Let's start with the words. Blonstein has an ongoing love affair with them. Look at these exhilarating creations, taken at random: enchancements, fleurtatiously, rawberries, exspellent, gasplillies, greycioulsy, nuttertongued.. I admit to a slight preference for the Anglo-Saxon compounds, they are thinner on the ground, alas, but for me they have more earth, more texture to them... it may feel easier to invent Latin ones, but if she can create zungfrau, I am sure she can stretch to greater Germanic inventions in English. (But am only being nitpictious.)
Then the collocations: reheated adjectives, noun garments, the earth's narratives, English ifs, Etruscan nouns, skin-shaded indulgences, melancholic alreadys
And now, a whole poem. Let's take Poem 21: (they are numbered 1 to 108).
Cracks of mauve pain ochre silence infolding the instruments of neverthemore...It has an immediate sensual appeal that takes us somewhere beyond synaesthesia. And one could very well leave it at that level of feel and wonderment. But Blonstein also wants to take us outside the poem and back in through another point of entry. At the bottom of the page we will notice the reference: 1914, 50/ /12.v./26.x.2002. The first date refers to a work by Paul Klee; the second, to the period in which the poet wrote her poem. The poem is therefore Blonstein's rendering? reaction? communication with? osmosis with? the artist's work.
But we need to delve further. Each poem is constructed in accordance with a Q/K/Cabbalistic system of interpretation known as Notoriqon (from Latin Notarius, a form of shorthand), which is similar to anagrams. Re-read the poem looking just at the first letter of each word and you obtain COMPOSITION, the title of Klee's painting. And we may go back and look at cracks, infolding, instruments in a different light.
Still you may say, So what? Well, take poem 59.
Geologically enunciated by inner rocks gold sedimented legacies and napped debris she chances her abundant floods transyllabically.The anagram reveals Gibirgslandschaft. (Mountain Landscape) This time, there is a much clearer interdependence of subject matter and anagram and the jagged shape of the poem. Not that this should prevent anyone not speaking German, for Kafka's titles are naturally in German, from fully enjoying the poem for the poem's sake.
And lastly, to the title and the composition of the volume. The poems were inspired by and the title provides a mirror to a Paul Klee exhibition that the author visited regularly over six month period in Basel in 2002. The title of the exhibition: Werk auf Papier...hence the original title of WORK ON SCREEN (as the poems were being written) and Worked on Screen for the final product. Paradoxically, the subject matter of the poems is not dependent upon the Klee exhibition. I don't feel a need to search for a catalogue of the exhibition. Each poem functions also quite independently of the sketches.
Anne Blonstein is above all a poet who inhabits and is inhabited by more than one language (one poem has three stanzas, one in English, one in French, one in German, each a reformulation of the others; it is interesting to see that French is the language most resistant to any syntactic deconstruction!).
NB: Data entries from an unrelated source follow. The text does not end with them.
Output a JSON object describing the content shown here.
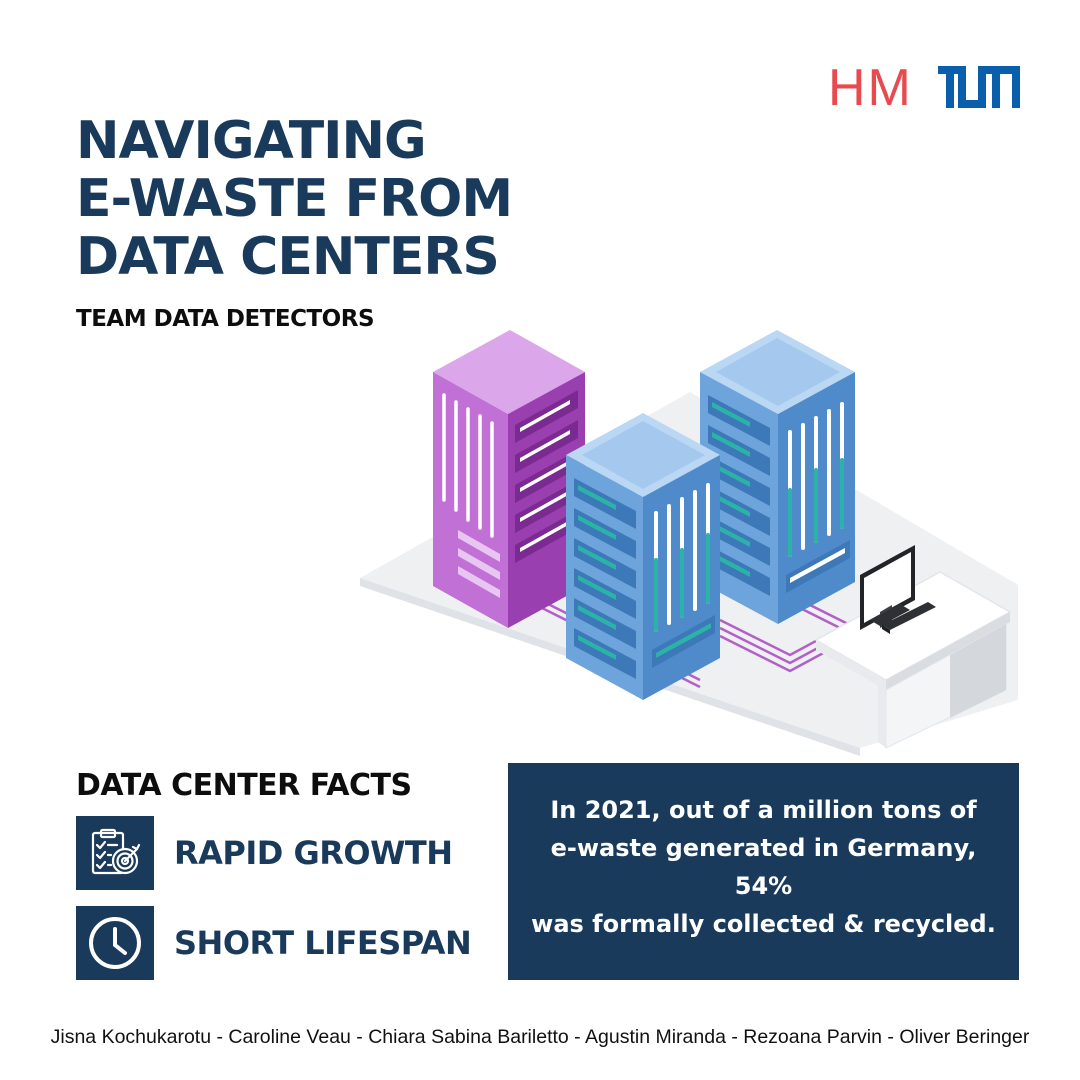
{
  "logos": {
    "hm": "HM",
    "tum": "TUM",
    "hm_color": "#e84b4f",
    "tum_color": "#0a5fad"
  },
  "title_lines": [
    "NAVIGATING",
    "E-WASTE FROM",
    "DATA CENTERS"
  ],
  "subtitle": "TEAM DATA DETECTORS",
  "illustration": {
    "description_icon": "server-room-icon"
  },
  "facts": {
    "heading": "DATA CENTER FACTS",
    "items": [
      {
        "label": "RAPID GROWTH",
        "icon": "checklist-target-icon"
      },
      {
        "label": "SHORT LIFESPAN",
        "icon": "clock-icon"
      }
    ]
  },
  "stat": {
    "line1": "In 2021, out of a million tons of",
    "line2": "e-waste generated in Germany,",
    "value": "54%",
    "line3": "was formally collected & recycled."
  },
  "credits": "Jisna Kochukarotu - Caroline Veau - Chiara Sabina Bariletto - Agustin Miranda - Rezoana Parvin - Oliver Beringer",
  "colors": {
    "navy": "#1a3a5c",
    "purple": "#b35fc8",
    "blue": "#6ea4dc",
    "teal": "#2bb3a8"
  }
}
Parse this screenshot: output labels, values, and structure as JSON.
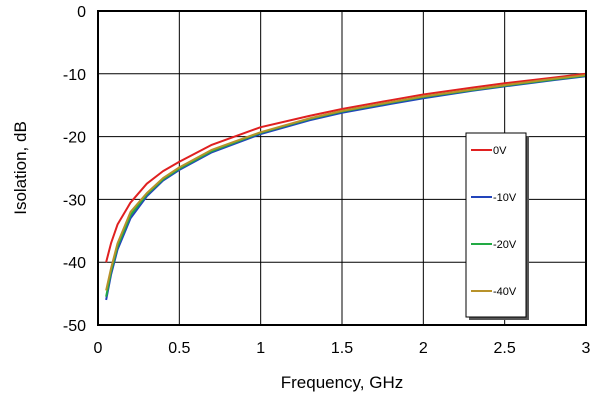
{
  "chart_data": {
    "type": "line",
    "xlabel": "Frequency, GHz",
    "ylabel": "Isolation, dB",
    "xlim": [
      0,
      3
    ],
    "ylim": [
      -50,
      0
    ],
    "x_ticks": [
      "0",
      "0.5",
      "1",
      "1.5",
      "2",
      "2.5",
      "3"
    ],
    "y_ticks": [
      "0",
      "-10",
      "-20",
      "-30",
      "-40",
      "-50"
    ],
    "grid": true,
    "legend_position": "right",
    "series": [
      {
        "name": "0V",
        "color": "#e02020",
        "x": [
          0.05,
          0.08,
          0.12,
          0.2,
          0.3,
          0.4,
          0.5,
          0.7,
          1.0,
          1.3,
          1.5,
          1.8,
          2.0,
          2.3,
          2.5,
          2.8,
          3.0
        ],
        "y": [
          -40,
          -37,
          -34,
          -30.5,
          -27.5,
          -25.5,
          -24,
          -21.3,
          -18.5,
          -16.7,
          -15.6,
          -14.2,
          -13.3,
          -12.2,
          -11.5,
          -10.6,
          -10
        ]
      },
      {
        "name": "-10V",
        "color": "#2244bb",
        "x": [
          0.05,
          0.08,
          0.12,
          0.2,
          0.3,
          0.4,
          0.5,
          0.7,
          1.0,
          1.3,
          1.5,
          1.8,
          2.0,
          2.3,
          2.5,
          2.8,
          3.0
        ],
        "y": [
          -46,
          -42,
          -38,
          -33,
          -29.5,
          -27,
          -25.3,
          -22.5,
          -19.6,
          -17.4,
          -16.2,
          -14.8,
          -13.9,
          -12.7,
          -12,
          -11,
          -10.4
        ]
      },
      {
        "name": "-20V",
        "color": "#22aa44",
        "x": [
          0.05,
          0.08,
          0.12,
          0.2,
          0.3,
          0.4,
          0.5,
          0.7,
          1.0,
          1.3,
          1.5,
          1.8,
          2.0,
          2.3,
          2.5,
          2.8,
          3.0
        ],
        "y": [
          -45.5,
          -41.5,
          -37.5,
          -32.5,
          -29.2,
          -26.8,
          -25.1,
          -22.3,
          -19.4,
          -17.2,
          -16,
          -14.6,
          -13.7,
          -12.6,
          -11.9,
          -10.9,
          -10.3
        ]
      },
      {
        "name": "-40V",
        "color": "#b8922a",
        "x": [
          0.05,
          0.08,
          0.12,
          0.2,
          0.3,
          0.4,
          0.5,
          0.7,
          1.0,
          1.3,
          1.5,
          1.8,
          2.0,
          2.3,
          2.5,
          2.8,
          3.0
        ],
        "y": [
          -44.5,
          -41,
          -37,
          -32,
          -29,
          -26.6,
          -24.9,
          -22.1,
          -19.3,
          -17.1,
          -15.9,
          -14.5,
          -13.6,
          -12.5,
          -11.8,
          -10.8,
          -10.2
        ]
      }
    ]
  }
}
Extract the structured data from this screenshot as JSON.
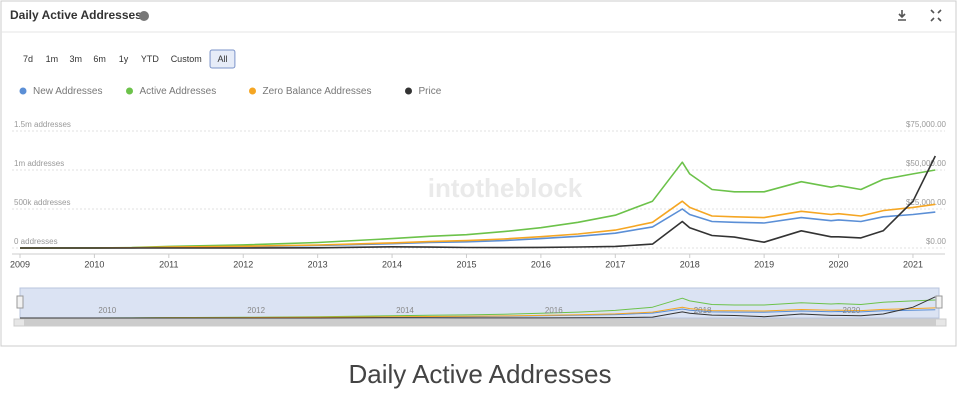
{
  "header": {
    "title": "Daily Active Addresses"
  },
  "toolbar": {
    "buttons": [
      "7d",
      "1m",
      "3m",
      "6m",
      "1y",
      "YTD",
      "Custom",
      "All"
    ],
    "active": "All"
  },
  "caption": "Daily Active Addresses",
  "chart_data": {
    "type": "line",
    "watermark": "intotheblock",
    "x": [
      2009,
      2010,
      2010.5,
      2011,
      2012,
      2013,
      2014,
      2014.5,
      2015,
      2015.5,
      2016,
      2016.5,
      2017,
      2017.5,
      2017.9,
      2018,
      2018.3,
      2018.6,
      2019,
      2019.5,
      2019.9,
      2020,
      2020.3,
      2020.6,
      2021,
      2021.3
    ],
    "xlim": [
      2009,
      2021.35
    ],
    "xticks": [
      2009,
      2010,
      2011,
      2012,
      2013,
      2014,
      2015,
      2016,
      2017,
      2018,
      2019,
      2020,
      2021
    ],
    "ylim": [
      0,
      1500000
    ],
    "yticks": [
      {
        "value": 0,
        "label": "0 addresses"
      },
      {
        "value": 500000,
        "label": "500k addresses"
      },
      {
        "value": 1000000,
        "label": "1m addresses"
      },
      {
        "value": 1500000,
        "label": "1.5m addresses"
      }
    ],
    "y2lim": [
      0,
      75000
    ],
    "y2ticks": [
      {
        "value": 0,
        "label": "$0.00"
      },
      {
        "value": 25000,
        "label": "$25,000.00"
      },
      {
        "value": 50000,
        "label": "$50,000.00"
      },
      {
        "value": 75000,
        "label": "$75,000.00"
      }
    ],
    "grid": true,
    "navigator_ticks": [
      2010,
      2012,
      2014,
      2016,
      2018,
      2020
    ],
    "series": [
      {
        "name": "New Addresses",
        "color": "#5b8fd6",
        "values": [
          0,
          500,
          2000,
          9000,
          18000,
          32000,
          55000,
          70000,
          80000,
          95000,
          120000,
          150000,
          190000,
          270000,
          500000,
          430000,
          340000,
          330000,
          320000,
          390000,
          350000,
          360000,
          340000,
          400000,
          430000,
          460000
        ]
      },
      {
        "name": "Active Addresses",
        "color": "#6cc24a",
        "values": [
          0,
          1000,
          5000,
          20000,
          40000,
          70000,
          120000,
          150000,
          170000,
          210000,
          260000,
          330000,
          420000,
          600000,
          1100000,
          950000,
          750000,
          720000,
          720000,
          850000,
          780000,
          800000,
          750000,
          880000,
          950000,
          1000000
        ]
      },
      {
        "name": "Zero Balance Addresses",
        "color": "#f5a623",
        "values": [
          0,
          600,
          2500,
          11000,
          22000,
          38000,
          65000,
          82000,
          95000,
          115000,
          145000,
          180000,
          230000,
          330000,
          600000,
          520000,
          410000,
          400000,
          390000,
          470000,
          430000,
          440000,
          410000,
          480000,
          520000,
          560000
        ]
      },
      {
        "name": "Price",
        "color": "#333333",
        "axis": "y2",
        "values": [
          0,
          0,
          0,
          10,
          10,
          100,
          800,
          600,
          300,
          250,
          400,
          650,
          1000,
          2500,
          17000,
          13000,
          8000,
          7000,
          3700,
          11000,
          7200,
          7200,
          6500,
          11000,
          30000,
          59000
        ]
      }
    ]
  }
}
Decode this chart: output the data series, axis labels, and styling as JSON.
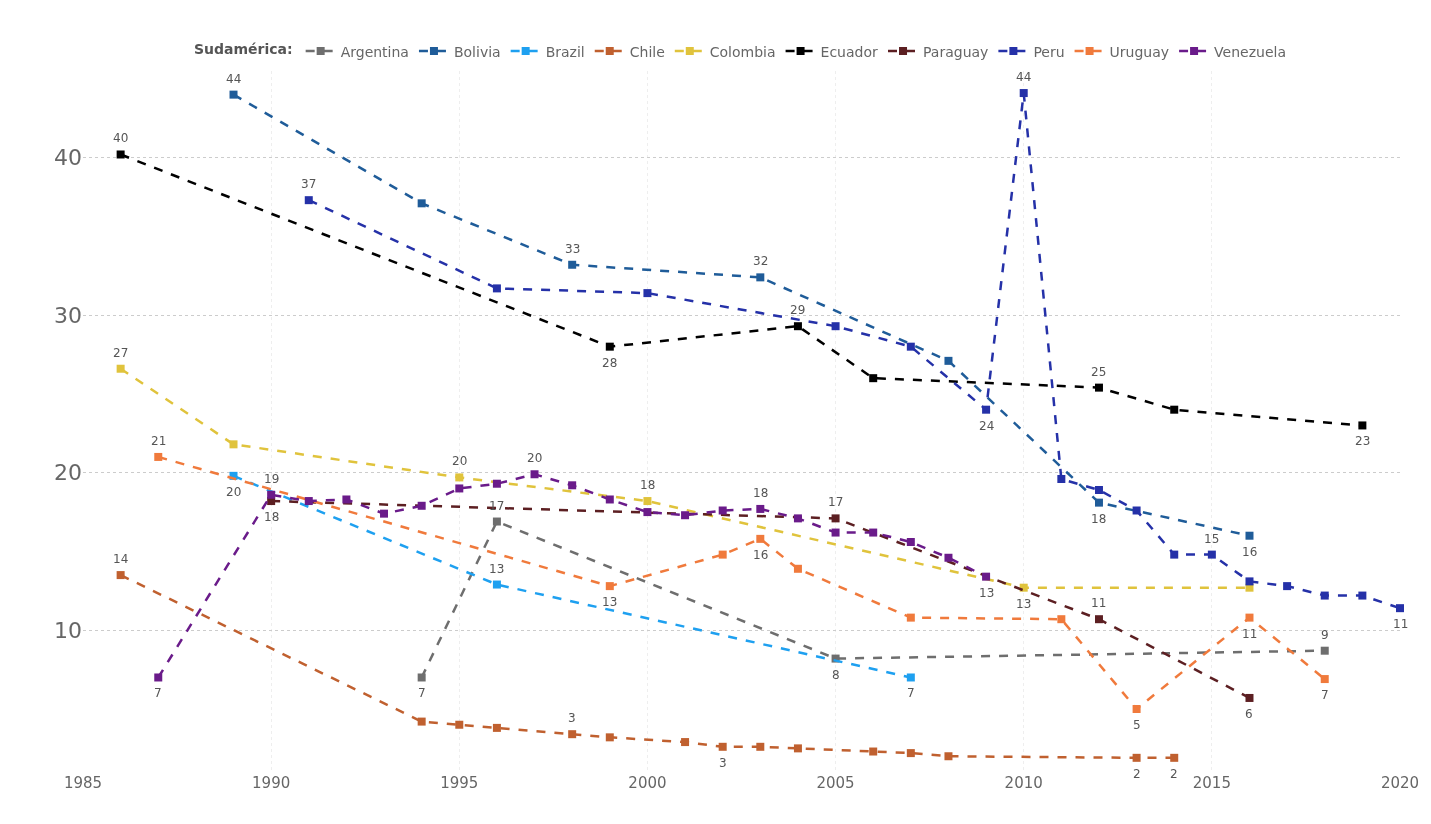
{
  "chart_data": {
    "type": "line",
    "legend_title": "Sudamérica:",
    "legend": "top",
    "grid": true,
    "marker": "square",
    "line_style": "dashed",
    "xlim": [
      1985,
      2020
    ],
    "xticks": [
      1985,
      1990,
      1995,
      2000,
      2005,
      2010,
      2015,
      2020
    ],
    "ylim": [
      1,
      45.5
    ],
    "yticks": [
      10,
      20,
      30,
      40
    ],
    "series": [
      {
        "name": "Argentina",
        "color": "#6e6e6e",
        "x": [
          1994,
          1996,
          2005,
          2018
        ],
        "values": [
          7.0,
          16.9,
          8.2,
          8.7
        ],
        "value_labels": [
          "7",
          "17",
          "8",
          "9"
        ]
      },
      {
        "name": "Bolivia",
        "color": "#1f5c99",
        "x": [
          1989,
          1994,
          1998,
          2003,
          2008,
          2012,
          2016
        ],
        "values": [
          44.0,
          37.1,
          33.2,
          32.4,
          27.1,
          18.1,
          16.0
        ],
        "value_labels": [
          "44",
          null,
          "33",
          "32",
          null,
          "18",
          "16"
        ]
      },
      {
        "name": "Brazil",
        "color": "#1ea0f0",
        "x": [
          1989,
          1991,
          1996,
          2007
        ],
        "values": [
          19.8,
          null,
          12.9,
          7.0
        ],
        "value_labels": [
          "20",
          null,
          "13",
          "7"
        ]
      },
      {
        "name": "Chile",
        "color": "#c0602f",
        "x": [
          1986,
          1994,
          1995,
          1996,
          1998,
          1999,
          2001,
          2002,
          2003,
          2004,
          2006,
          2007,
          2008,
          2013,
          2014
        ],
        "values": [
          13.5,
          4.2,
          4.0,
          3.8,
          3.4,
          3.2,
          2.9,
          2.6,
          2.6,
          2.5,
          2.3,
          2.2,
          2.0,
          1.9,
          1.9
        ],
        "value_labels": [
          "14",
          null,
          null,
          null,
          "3",
          null,
          null,
          "3",
          null,
          null,
          null,
          null,
          null,
          "2",
          "2"
        ]
      },
      {
        "name": "Colombia",
        "color": "#e0c33c",
        "x": [
          1986,
          1989,
          1995,
          2000,
          2005,
          2010,
          2016
        ],
        "values": [
          26.6,
          21.8,
          19.7,
          18.2,
          null,
          12.7,
          12.7
        ],
        "value_labels": [
          "27",
          null,
          "20",
          "18",
          null,
          "13",
          null
        ]
      },
      {
        "name": "Ecuador",
        "color": "#000000",
        "x": [
          1986,
          1999,
          2004,
          2006,
          2012,
          2014,
          2019
        ],
        "values": [
          40.2,
          28.0,
          29.3,
          26.0,
          25.4,
          24.0,
          23.0
        ],
        "value_labels": [
          "40",
          "28",
          "29",
          null,
          "25",
          null,
          "23"
        ]
      },
      {
        "name": "Paraguay",
        "color": "#5c1f22",
        "x": [
          1990,
          2005,
          2009,
          2012,
          2016
        ],
        "values": [
          18.2,
          17.1,
          null,
          10.7,
          5.7
        ],
        "value_labels": [
          "18",
          "17",
          null,
          "11",
          "6"
        ]
      },
      {
        "name": "Peru",
        "color": "#2531a8",
        "x": [
          1991,
          1996,
          2000,
          2005,
          2007,
          2009,
          2010,
          2011,
          2012,
          2013,
          2014,
          2015,
          2016,
          2017,
          2018,
          2019,
          2020
        ],
        "values": [
          37.3,
          31.7,
          31.4,
          29.3,
          28.0,
          24.0,
          44.1,
          19.6,
          18.9,
          17.6,
          14.8,
          14.8,
          13.1,
          12.8,
          12.2,
          12.2,
          11.4
        ],
        "value_labels": [
          "37",
          null,
          null,
          null,
          null,
          "24",
          "44",
          null,
          null,
          null,
          null,
          "15",
          null,
          null,
          null,
          null,
          "11"
        ]
      },
      {
        "name": "Uruguay",
        "color": "#f07a3c",
        "x": [
          1987,
          1999,
          2002,
          2003,
          2004,
          2007,
          2011,
          2013,
          2016,
          2018
        ],
        "values": [
          21.0,
          12.8,
          14.8,
          15.8,
          13.9,
          10.8,
          10.7,
          5.0,
          10.8,
          6.9
        ],
        "value_labels": [
          "21",
          "13",
          null,
          "16",
          null,
          null,
          null,
          "5",
          "11",
          "7"
        ]
      },
      {
        "name": "Venezuela",
        "color": "#6a1b8a",
        "x": [
          1987,
          1990,
          1991,
          1992,
          1993,
          1994,
          1995,
          1996,
          1997,
          1998,
          1999,
          2000,
          2001,
          2002,
          2003,
          2004,
          2005,
          2006,
          2007,
          2008,
          2009
        ],
        "values": [
          7.0,
          18.6,
          18.2,
          18.3,
          17.4,
          17.9,
          19.0,
          19.3,
          19.9,
          19.2,
          18.3,
          17.5,
          17.3,
          17.6,
          17.7,
          17.1,
          16.2,
          16.2,
          15.6,
          14.6,
          13.4
        ],
        "value_labels": [
          "7",
          "19",
          null,
          null,
          null,
          null,
          null,
          null,
          "20",
          null,
          null,
          null,
          null,
          null,
          "18",
          null,
          null,
          null,
          null,
          null,
          "13"
        ]
      }
    ]
  }
}
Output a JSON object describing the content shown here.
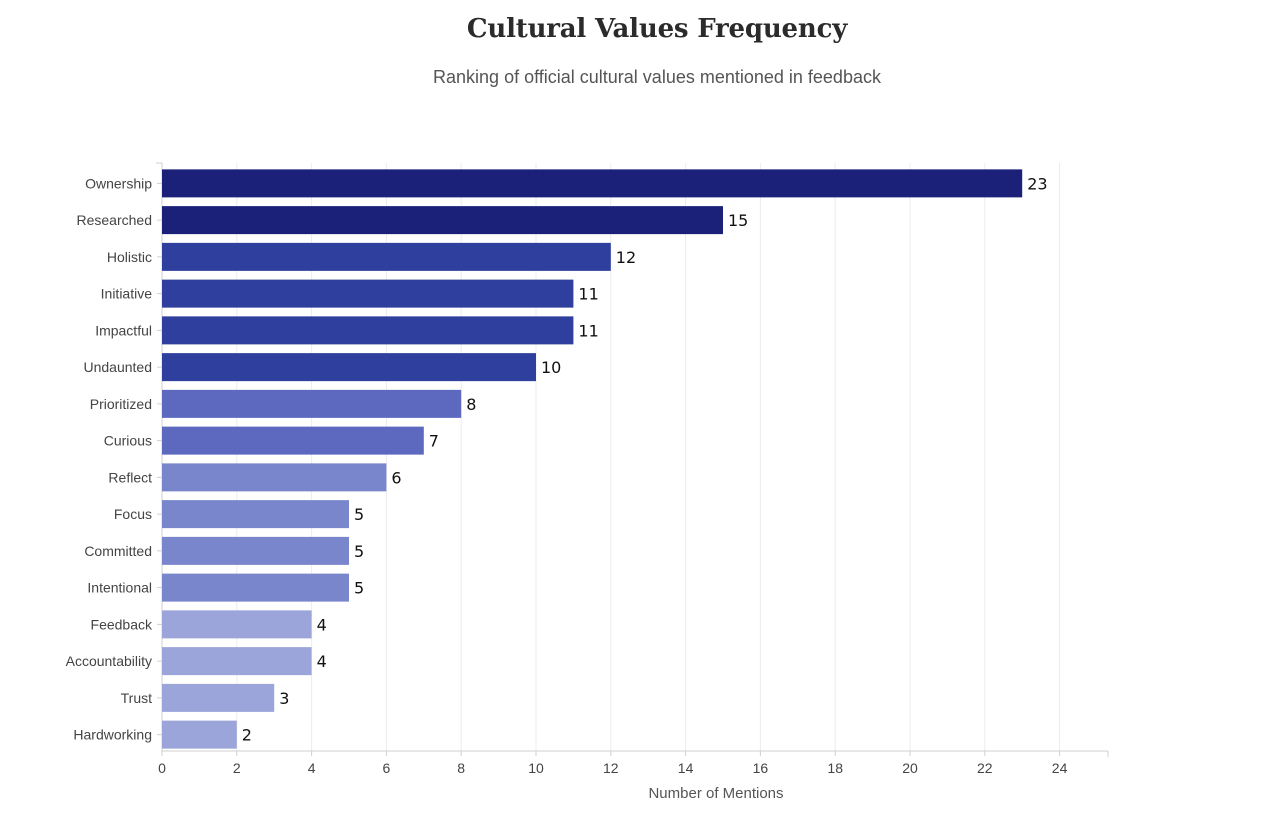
{
  "header": {
    "title": "Cultural Values Frequency",
    "subtitle": "Ranking of official cultural values mentioned in feedback"
  },
  "chart_data": {
    "type": "bar",
    "orientation": "horizontal",
    "title": "Cultural Values Frequency",
    "subtitle": "Ranking of official cultural values mentioned in feedback",
    "xlabel": "Number of Mentions",
    "ylabel": "",
    "categories": [
      "Ownership",
      "Researched",
      "Holistic",
      "Initiative",
      "Impactful",
      "Undaunted",
      "Prioritized",
      "Curious",
      "Reflect",
      "Focus",
      "Committed",
      "Intentional",
      "Feedback",
      "Accountability",
      "Trust",
      "Hardworking"
    ],
    "values": [
      23,
      15,
      12,
      11,
      11,
      10,
      8,
      7,
      6,
      5,
      5,
      5,
      4,
      4,
      3,
      2
    ],
    "bar_colors": [
      "#1b2178",
      "#1b2178",
      "#2f3f9e",
      "#2f3f9e",
      "#2f3f9e",
      "#2f3f9e",
      "#5c69bf",
      "#5c69bf",
      "#7a86cc",
      "#7a86cc",
      "#7a86cc",
      "#7a86cc",
      "#9ba5d9",
      "#9ba5d9",
      "#9ba5d9",
      "#9ba5d9"
    ],
    "xlim": [
      0,
      25.3
    ],
    "xticks": [
      0,
      2,
      4,
      6,
      8,
      10,
      12,
      14,
      16,
      18,
      20,
      22,
      24
    ],
    "grid": "vertical",
    "legend": "none",
    "data_labels": true
  }
}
Like anyone who functions on a daily basis in more than one language, using more than one language in one's poems is never a wilful exclusion of a unilingual readership but rather the necessary and often desperate search of a person who feels encaged in any single linguistic system, which lops essential dimensions off his or her own being and in so doing reduces their capacity for expression. No doubt this multilingual background has also enabled Bronstein to embark more readily on the tremendous linguistic adventure with the English language which awaits the reader of WORKED ON SCREEN.